Dzień pełen przeżyć, potem jeszcze tylko szok Martyny na widok mojego nowego fryza i tyle. Do następnego, będzie bardziej muzycznie, bo tego też się odkryło.

2 komentarze:

JEZU88 pisze...

oooo zią zajebiscie miałes :D a tak swoja drogą ;) co do WSI to moj kumpel poszedł własnie wiec pewnie sie poznacie :D nie no widze ze ostro było ^^ i swietnie Ci sie ukałda :) tak 3maj ;) pozdro zią ;)

Anonimowy pisze...

Jak bym tego nie skomentowała to była bym chora :)

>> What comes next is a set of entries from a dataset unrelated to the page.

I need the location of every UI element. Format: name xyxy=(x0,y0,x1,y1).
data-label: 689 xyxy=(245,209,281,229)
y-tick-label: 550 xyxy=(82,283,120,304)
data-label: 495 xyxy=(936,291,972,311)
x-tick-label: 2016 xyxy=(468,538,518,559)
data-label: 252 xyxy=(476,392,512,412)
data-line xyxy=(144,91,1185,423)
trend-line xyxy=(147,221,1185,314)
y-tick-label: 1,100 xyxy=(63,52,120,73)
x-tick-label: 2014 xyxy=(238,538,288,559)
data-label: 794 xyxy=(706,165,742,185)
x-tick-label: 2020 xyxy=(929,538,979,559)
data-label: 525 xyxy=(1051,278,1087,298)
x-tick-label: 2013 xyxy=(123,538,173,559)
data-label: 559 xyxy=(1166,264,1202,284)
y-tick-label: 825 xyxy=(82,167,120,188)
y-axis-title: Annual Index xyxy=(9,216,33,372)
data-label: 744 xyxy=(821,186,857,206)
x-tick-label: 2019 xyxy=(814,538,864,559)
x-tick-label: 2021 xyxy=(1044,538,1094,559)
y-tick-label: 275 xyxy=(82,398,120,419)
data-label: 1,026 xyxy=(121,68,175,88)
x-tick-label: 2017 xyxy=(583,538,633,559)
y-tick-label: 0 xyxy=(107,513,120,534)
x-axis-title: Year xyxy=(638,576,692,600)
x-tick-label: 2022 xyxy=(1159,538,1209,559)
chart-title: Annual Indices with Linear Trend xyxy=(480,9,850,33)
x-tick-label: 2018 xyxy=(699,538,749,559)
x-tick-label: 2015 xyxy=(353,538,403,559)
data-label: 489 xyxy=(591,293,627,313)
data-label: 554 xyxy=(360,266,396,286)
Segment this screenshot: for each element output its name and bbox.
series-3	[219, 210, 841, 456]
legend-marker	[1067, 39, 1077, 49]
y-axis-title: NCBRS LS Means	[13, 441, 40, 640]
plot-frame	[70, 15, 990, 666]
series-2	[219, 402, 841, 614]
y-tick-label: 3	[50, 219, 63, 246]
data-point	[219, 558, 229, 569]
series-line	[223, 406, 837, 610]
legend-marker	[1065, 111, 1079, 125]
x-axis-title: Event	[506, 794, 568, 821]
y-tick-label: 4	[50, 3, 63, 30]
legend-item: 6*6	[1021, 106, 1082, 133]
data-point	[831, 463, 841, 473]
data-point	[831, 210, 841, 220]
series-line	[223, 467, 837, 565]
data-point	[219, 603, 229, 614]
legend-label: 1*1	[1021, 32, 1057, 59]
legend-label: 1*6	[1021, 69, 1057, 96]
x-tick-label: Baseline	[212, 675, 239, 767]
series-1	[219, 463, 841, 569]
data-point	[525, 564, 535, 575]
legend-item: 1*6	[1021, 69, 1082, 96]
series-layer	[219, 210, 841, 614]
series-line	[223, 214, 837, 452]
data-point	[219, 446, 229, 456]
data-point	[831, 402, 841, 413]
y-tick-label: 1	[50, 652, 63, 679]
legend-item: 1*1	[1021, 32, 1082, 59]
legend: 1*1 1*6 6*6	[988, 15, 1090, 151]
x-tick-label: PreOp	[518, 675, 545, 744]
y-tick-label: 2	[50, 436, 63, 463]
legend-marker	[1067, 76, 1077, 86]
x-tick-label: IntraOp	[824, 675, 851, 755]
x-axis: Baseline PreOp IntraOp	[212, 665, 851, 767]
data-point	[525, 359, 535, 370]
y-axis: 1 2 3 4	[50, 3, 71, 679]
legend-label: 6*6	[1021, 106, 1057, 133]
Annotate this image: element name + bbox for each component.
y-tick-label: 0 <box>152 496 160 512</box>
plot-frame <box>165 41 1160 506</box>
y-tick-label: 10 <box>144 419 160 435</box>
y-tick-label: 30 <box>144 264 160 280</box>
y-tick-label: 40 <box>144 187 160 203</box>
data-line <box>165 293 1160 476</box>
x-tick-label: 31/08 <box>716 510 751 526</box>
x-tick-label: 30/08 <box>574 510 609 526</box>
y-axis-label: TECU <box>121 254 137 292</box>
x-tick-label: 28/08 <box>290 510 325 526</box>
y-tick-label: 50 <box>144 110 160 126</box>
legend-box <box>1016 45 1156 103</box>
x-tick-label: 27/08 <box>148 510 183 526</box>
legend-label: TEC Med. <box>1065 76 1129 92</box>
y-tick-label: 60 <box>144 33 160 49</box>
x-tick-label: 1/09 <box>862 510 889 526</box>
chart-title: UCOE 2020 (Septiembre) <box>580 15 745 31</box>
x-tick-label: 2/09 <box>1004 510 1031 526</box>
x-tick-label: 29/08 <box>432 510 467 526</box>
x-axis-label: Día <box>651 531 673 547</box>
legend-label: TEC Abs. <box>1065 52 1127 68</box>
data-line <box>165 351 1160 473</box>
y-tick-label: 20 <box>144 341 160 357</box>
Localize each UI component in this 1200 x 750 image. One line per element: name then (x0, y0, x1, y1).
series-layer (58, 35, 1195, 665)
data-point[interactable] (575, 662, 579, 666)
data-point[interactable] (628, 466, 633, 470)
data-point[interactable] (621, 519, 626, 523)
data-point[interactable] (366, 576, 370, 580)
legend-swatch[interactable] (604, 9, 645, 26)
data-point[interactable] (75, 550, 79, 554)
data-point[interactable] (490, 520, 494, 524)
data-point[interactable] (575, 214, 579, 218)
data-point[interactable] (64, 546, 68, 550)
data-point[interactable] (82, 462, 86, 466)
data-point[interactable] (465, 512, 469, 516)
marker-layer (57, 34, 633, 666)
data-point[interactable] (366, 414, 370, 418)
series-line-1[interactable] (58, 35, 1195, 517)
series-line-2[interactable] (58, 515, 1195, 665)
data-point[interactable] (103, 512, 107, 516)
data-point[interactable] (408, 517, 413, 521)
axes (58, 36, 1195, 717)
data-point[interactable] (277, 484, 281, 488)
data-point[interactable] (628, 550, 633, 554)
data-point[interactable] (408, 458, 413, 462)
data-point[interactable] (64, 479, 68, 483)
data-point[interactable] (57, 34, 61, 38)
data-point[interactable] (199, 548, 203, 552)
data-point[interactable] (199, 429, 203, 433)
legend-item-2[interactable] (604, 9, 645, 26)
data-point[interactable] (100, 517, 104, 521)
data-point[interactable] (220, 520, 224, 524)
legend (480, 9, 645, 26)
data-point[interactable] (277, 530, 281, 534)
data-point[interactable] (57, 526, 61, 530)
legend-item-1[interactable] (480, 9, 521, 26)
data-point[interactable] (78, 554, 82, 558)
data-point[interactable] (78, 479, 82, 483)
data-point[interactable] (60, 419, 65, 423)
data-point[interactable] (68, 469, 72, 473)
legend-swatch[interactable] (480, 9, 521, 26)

Po pierwsze jęczenie...nic mnie nie dziwi w końcu ty tez to "Smolarskie" xD

Po drugie imprezy to ci zazdroszczę jedyna impreza tutaj dla mnie to po przyjęciu z pracy piwo we własnym niskobudżetowym zakresie:)

Po trzecie gratulacje z nowej pracy i z tego ze "DWA ŻABOLE" się cieszą z tego powodu:)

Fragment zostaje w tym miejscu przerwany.